Once people hear about the shadow, the dark side of human nature, almost no one denies that it exists. Every life has been touched by anger and fear. We just have to watch the evening news exposing human nature at its worst. If we are honest with ourselves, dark impulses are free to roam our minds at will, and the price we pay for being a good person – something we all aspire to – is that the bad person who might ruin everything must be kept under wraps. As soon as people acknowledge that they have it, they want to be rid of it. Even though there are many aspects of life, a can do, let’s -fix-it attitude works, unfortunately the shadow is not one of them.

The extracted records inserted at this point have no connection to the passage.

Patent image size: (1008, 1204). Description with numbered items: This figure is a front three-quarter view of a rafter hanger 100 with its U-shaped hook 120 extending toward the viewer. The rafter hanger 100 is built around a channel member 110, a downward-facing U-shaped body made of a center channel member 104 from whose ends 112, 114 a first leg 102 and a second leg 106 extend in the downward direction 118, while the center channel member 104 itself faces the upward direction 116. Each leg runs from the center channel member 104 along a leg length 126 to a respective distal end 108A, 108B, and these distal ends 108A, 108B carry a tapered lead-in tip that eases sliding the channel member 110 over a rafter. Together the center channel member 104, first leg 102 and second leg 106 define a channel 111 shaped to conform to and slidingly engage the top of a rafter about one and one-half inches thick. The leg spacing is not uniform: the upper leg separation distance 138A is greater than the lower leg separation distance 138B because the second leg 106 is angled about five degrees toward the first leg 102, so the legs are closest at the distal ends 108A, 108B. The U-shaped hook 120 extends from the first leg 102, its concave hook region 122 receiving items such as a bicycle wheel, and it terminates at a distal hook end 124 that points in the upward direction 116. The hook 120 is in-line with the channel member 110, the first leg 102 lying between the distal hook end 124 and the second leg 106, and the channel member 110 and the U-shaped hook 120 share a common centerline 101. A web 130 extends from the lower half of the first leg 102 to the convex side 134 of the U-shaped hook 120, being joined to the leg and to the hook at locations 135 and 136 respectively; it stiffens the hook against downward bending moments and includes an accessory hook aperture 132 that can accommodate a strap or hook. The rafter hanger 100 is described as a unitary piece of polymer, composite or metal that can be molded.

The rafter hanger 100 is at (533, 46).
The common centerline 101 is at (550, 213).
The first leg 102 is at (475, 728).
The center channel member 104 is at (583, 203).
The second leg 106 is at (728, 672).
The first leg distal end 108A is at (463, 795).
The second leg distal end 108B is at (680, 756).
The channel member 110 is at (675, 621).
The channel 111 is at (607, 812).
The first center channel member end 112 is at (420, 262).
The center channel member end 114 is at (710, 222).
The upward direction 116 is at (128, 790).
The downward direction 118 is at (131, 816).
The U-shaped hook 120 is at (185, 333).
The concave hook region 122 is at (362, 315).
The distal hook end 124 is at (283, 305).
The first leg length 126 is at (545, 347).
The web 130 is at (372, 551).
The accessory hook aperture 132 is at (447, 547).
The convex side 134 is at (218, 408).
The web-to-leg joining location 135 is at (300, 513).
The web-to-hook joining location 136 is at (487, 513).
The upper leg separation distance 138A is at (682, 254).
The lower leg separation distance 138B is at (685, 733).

The Shadow consists of all the qualities people try to deny about themselves and repress. This repression is so deep and effective that people are generally unaware of their Shadow; it operates unconsciously. The Shadow lies buried deep within, but it becomes disturbed and active in moments of stress, or when deep wounds and insecurities are triggered. It also tends to emerge more as people get older. Also it will spring into action in times of fear, pain, or conflict or when we are just going about our business in autopilot. The shadow is made up of the thoughts, emotions, and impulses that we find too painful, embarrassing, or distasteful to accept. So instead of dealing with them, we repress them. As the poet and author Robert Bly describes that the shadow as an invisible bag that each of us carries around on our back. As we are growing up, we put in the bag every aspect of ourselves that is not acceptable to our families and friends. He believes we spend the first few decades of our life filling up our bag, and then the rest of our life trying to retrieve everything we have hidden away.

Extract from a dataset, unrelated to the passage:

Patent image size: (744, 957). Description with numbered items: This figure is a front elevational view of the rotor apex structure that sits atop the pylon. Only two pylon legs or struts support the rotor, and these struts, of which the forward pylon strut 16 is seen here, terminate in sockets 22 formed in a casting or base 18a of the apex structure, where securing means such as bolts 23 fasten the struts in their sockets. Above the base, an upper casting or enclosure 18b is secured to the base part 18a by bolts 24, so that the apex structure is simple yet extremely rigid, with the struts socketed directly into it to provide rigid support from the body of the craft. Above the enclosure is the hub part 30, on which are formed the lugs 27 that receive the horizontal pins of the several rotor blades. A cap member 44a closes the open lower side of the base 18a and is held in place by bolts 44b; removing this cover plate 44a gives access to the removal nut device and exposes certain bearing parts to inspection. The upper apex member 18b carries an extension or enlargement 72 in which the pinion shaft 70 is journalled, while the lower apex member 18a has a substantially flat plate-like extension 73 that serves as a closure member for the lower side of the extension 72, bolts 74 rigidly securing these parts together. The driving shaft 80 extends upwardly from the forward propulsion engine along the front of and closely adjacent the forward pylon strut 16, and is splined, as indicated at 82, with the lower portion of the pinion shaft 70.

Any thought not filled with love is an invitation for the shadow to enter and we manufacture fear. What that means is that we have split minds. One part of us dwells in the light, eternally at one with God’s love. Yet another part of us – a part most often aligned with mortal world – dwells in darkness. And that is the shadow self. The battle with our dark side will never be won through hatred and repression; we can’t fight darkness with darkness. We have to find compassion and embrace the darkness inside us in order to understand it and, ultimately, to transcend it. If we embrace the qualities that disturb us in others, we will no longer be upset by them. It is only when we are lying to ourselves or hating some aspect of ourselves that we become emotionally charged from someone else’s behavior. When we don’t deal with our shadow, it will negatively affect our relationships. Heroes are only as strong as their villains.